After reading that, I couldn't not buy his book. And the book delivers, I'll tell ya that much! I don't want to tell you too much about it. Only that the main character is a toad, who doesn't know who she is, or why she's in the predicament that she's in. And, oh, yeah, there are two witches of the extremely wicked kind who want her dead in the worst way. She finds herself lost in the witches' kitchen, which is as vast as it is dark, and filled with all manner of danger - and her not knowing friend from foe. Basically, if you took parts of Beauty and the Beast, and Alice in Wonderland, and had Clive Barker, Neil Gaiman, and Tim Burton craft it into their own tale, you might end up with something like this.
What really intrigued me was the way in which some seemingly unconnected things in Williams' formative years formed the base of such an interesting story. I could really see each of those inspirations at work in this novel, and it's made me think harder on things in my own childhood that have landed in my work, whether I was aware of it or not. For instance, in my novel THE RAGGEDY MAN, the turnoff to Grace's home is based on the one to my paternal grandmother's home in Florida. My memories of going to visit her with my dad, not only informed the scene, but Grace's very personality. The thing with the woman on the inflatable raft?
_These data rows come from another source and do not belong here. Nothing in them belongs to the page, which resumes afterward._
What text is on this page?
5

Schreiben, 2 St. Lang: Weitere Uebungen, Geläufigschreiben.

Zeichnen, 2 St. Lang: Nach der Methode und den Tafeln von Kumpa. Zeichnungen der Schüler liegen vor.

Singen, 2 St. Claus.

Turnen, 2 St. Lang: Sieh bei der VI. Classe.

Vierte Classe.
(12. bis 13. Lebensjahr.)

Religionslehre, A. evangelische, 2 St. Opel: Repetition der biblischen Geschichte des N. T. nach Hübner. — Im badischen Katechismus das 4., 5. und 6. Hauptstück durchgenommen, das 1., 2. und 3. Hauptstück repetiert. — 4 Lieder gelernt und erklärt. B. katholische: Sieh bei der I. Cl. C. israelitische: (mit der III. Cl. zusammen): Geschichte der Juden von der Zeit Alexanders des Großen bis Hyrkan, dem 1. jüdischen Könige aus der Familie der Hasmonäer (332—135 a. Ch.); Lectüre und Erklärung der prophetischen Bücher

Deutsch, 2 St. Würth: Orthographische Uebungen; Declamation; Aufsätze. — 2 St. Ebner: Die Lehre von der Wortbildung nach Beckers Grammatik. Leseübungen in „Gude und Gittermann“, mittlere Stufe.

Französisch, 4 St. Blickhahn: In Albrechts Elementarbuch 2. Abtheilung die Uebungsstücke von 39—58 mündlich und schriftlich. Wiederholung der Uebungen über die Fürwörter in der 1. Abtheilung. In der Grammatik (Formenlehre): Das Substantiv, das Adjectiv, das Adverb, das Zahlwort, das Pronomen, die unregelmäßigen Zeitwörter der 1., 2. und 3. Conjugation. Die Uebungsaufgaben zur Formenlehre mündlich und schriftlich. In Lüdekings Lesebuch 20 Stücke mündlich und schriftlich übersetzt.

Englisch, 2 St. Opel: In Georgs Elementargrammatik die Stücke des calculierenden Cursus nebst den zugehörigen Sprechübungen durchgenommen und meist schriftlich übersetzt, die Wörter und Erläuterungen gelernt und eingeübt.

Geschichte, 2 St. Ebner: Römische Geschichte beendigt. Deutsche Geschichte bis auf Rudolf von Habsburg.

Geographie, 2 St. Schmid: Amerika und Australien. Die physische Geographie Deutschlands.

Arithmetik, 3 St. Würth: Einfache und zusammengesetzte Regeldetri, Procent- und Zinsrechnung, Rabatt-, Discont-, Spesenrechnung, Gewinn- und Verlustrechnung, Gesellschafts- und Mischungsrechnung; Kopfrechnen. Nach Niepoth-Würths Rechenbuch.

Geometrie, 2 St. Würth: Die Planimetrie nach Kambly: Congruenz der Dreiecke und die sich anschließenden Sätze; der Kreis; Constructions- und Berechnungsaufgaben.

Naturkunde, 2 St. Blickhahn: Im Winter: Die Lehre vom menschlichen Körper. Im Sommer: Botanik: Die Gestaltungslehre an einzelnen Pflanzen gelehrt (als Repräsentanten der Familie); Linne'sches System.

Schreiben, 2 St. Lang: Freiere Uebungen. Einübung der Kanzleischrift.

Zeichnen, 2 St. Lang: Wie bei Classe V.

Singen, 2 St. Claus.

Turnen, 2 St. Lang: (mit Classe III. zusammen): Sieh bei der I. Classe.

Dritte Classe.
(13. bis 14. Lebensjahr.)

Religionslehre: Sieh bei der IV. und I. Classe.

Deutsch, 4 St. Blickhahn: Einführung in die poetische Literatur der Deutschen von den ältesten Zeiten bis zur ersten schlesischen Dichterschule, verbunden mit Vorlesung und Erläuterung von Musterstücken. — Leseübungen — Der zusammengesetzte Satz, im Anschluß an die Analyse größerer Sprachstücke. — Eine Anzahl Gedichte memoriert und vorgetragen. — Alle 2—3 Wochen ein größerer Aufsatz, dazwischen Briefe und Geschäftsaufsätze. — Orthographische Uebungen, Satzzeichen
It happened. But what other thoughts, beliefs, quirks, etc., may have found their way into my writing, that I may not even have been aware of? I believe that just as the reader views a work through his or her own filter, coloring how it is received, so, too, do our own experiences color how our characters see the world we've created, and, indeed, how that very world exists in our mind and on the page.
Take some time to look back at your writing. See if there are any recurring themes appearing that you may be working through that you perhaps, weren't even aware of. I'll bet you'll find at least a few things ripe for exploring in a new work. Bet that'll make a good book.